5. Evaluatie bakjesspel Uitgevoerd met groep 1 in de kleine kring (de les is ter introductie iets anders uitgevoerd, de leerlingen hebben dit spel de rest van de week tijdens de inloop mogen spelen) De leerlingen zaten in een kleine kring, de bakjes op tafel. Daarbij was al direct een klein probleem: voor sommige leerlingen waren de cijfers niet goed zichtbaar. Daarom mochten een aantal leerlingen op de grond gaan zitten. De leerlingen mochten gooien met een grote dobbelsteen. De les verliep prima, het was een korte les, waarbij de leerlingen uitgelegd kregen hoe het spel in zijn werking ging. Tijdens de inloop mochten twee leerlingen dit samen uitvoeren. Er was een tweetal (twee jongens) die het niet uitvoerden zoals uitgelegd was. Gooien met de dobbelsteen was voor hen velen malen leuker, dus daar ben ik bij gaan zitten. Samen hebben we het spel gespeeld, waarna ze later wel met de dobbelsteen mochten gooien. De leerlingen moeten goed zicht hebben op de bakjes, zodat zij alles meekrijgen van de les. Ze zouden afdwalen en het leerstofaanbod niet meer meekrijgen. Als de leerlingen het spel zelfstandig uitvoeren, moet er wel toezicht op zijn.

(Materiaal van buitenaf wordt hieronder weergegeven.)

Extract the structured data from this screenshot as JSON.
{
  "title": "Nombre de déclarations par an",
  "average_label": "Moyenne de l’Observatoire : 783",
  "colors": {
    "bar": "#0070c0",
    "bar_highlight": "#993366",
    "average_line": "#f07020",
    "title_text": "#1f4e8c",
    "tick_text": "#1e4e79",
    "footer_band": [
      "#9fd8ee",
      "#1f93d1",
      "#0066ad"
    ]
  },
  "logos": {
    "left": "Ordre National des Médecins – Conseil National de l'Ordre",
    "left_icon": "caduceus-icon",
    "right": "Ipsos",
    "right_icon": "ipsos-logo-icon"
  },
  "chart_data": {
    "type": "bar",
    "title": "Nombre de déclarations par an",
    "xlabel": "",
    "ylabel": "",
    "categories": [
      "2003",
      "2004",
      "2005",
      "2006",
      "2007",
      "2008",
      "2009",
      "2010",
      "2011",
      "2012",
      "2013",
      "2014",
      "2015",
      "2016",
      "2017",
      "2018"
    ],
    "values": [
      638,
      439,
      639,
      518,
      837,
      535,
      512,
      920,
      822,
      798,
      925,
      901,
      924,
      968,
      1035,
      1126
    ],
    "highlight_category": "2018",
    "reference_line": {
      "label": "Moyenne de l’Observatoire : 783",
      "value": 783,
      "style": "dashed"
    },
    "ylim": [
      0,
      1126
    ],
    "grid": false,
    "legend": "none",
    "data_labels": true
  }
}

6. De buschauffeur Uitgevoerd met groep 1 en 2 in de grote kring Een leuk spel die aansloot bij het thema van de week, beroepen. Ik begon de inleiding met een verhaal over een reisje met de klas. In de kring stonden 6 stoelen in het midden. Ik stapte als eerste in de bus, waarna ik twee namen van de leerlingen opnoemden. Zij mochten ook in de bus stappen. Ik vertelde verder dat de bus verder reed en ik benieuwd was hoeveel kinderen er nu in de bus zaten. Ze speelden we het rekenspel met instappen, uitstappen (optellen en aftrekken, eentje meer, eentje minder) Een aantal leerlingen van groep 1 zagen niet in een keer het aantal en mochten dat tellen. Alleen spelen met groep 1. Er is dan beter zichtbaar hoe ver de leerlingen zijn met het tellen en inzien van een hoeveelheid. Groep 2: de leerlingen kunnen dit ook spelen door te tekenen op het bord. Ik heb dit uitgeprobeerd en, het voordeel is dan de hoeveelheden hoger aangenomen kunnen worden.